Studies by Wanderley et al. (2005), Desmet et al. (2012), and Caramiaux et al. (2012) have unveiled local relations between gestures and melody in a performance, but this is the first time that full-scale musical analyses of complex excerpts, including information about their sonic expressive content, are quantitatively coupled with a general and objective gestural pattern, consistent over a large group of players. It is also worth noting that this study focuses on movement recurrence between different performances, aiming to investigate how musical expressive intentions could be embodied during musical practice. It is also possible, and equally important, to analyze motion recurrence within each performance in order to better understand the nature of performer physical gestures and their local relation to musical structure, as proposed by Demos et al. (2014), who used recurrence quantification analysis (RQA) to evaluate the movements of musicians, with related theoretical and empirical goals.

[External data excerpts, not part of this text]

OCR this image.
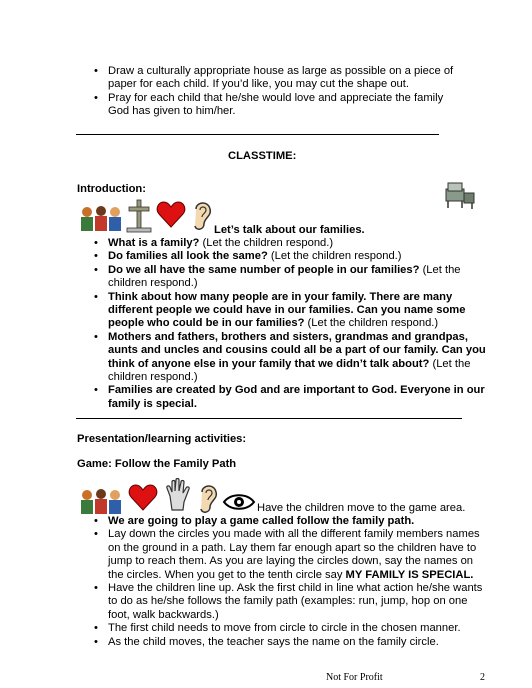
• Draw a culturally appropriate house as large as possible on a piece of
paper for each child. If you’d like, you may cut the shape out.
• Pray for each child that he/she would love and appreciate the family
God has given to him/her.
CLASSTIME:
Introduction:
Let’s talk about our families.
• What is a family? (Let the children respond.)
• Do families all look the same? (Let the children respond.)
• Do we all have the same number of people in our families? (Let the children respond.)
• Think about how many people are in your family. There are many different people we could have in our families. Can you name some people who could be in our families? (Let the children respond.)
• Mothers and fathers, brothers and sisters, grandmas and grandpas, aunts and uncles and cousins could all be a part of our family. Can you think of anyone else in your family that we didn’t talk about? (Let the children respond.)
• Families are created by God and are important to God. Everyone in our family is special.
Presentation/learning activities:
Game: Follow the Family Path
Have the children move to the game area.
• We are going to play a game called follow the family path.
• Lay down the circles you made with all the different family members names on the ground in a path. Lay them far enough apart so the children have to jump to reach them. As you are laying the circles down, say the names on the circles. When you get to the tenth circle say MY FAMILY IS SPECIAL.
• Have the children line up. Ask the first child in line what action he/she wants to do as he/she follows the family path (examples: run, jump, hop on one foot, walk backwards.)
• The first child needs to move from circle to circle in the chosen manner.
• As the child moves, the teacher says the name on the family circle.
Not For Profit	2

In the future this research will be extended to additional excerpts, instruments, musicians, and acoustic and gestural features. This can lead to broader conclusions on ancillary movements of musicians and to a better parametric characterization of the expressive content of the performances, unveiling additional relations between its many descriptors. Another interesting perspective is to analyze the consistency of expressive acoustic deviations within musicians. That is, to look for systematic sonic signatures particular to each performer in order to further support our theory that multimodal expressive patterns emerge and get consolidated during the process of musical learning and practice, based also on more detailed individualized data analyses. Ultimately we wish to incorporate the methods presented here to musical synthesis, recognition, analysis, and teaching systems. By understanding the relation between expressive gestural and acoustic features in a performance we can define a more effective set of expressiveness parameters and models for musical synthesis systems and digital musical instruments, based on sonic and visual information. In pedagogical tools, through the comparison with referential performances, teachers can evaluate expressive aspects of students’ executions and their evolution over time. The methods and results presented here can also prove invaluable to new theoretical studies in the fields of musicology, signal processing, computer intelligence, embodied interaction, human cognition, and physiology, among others.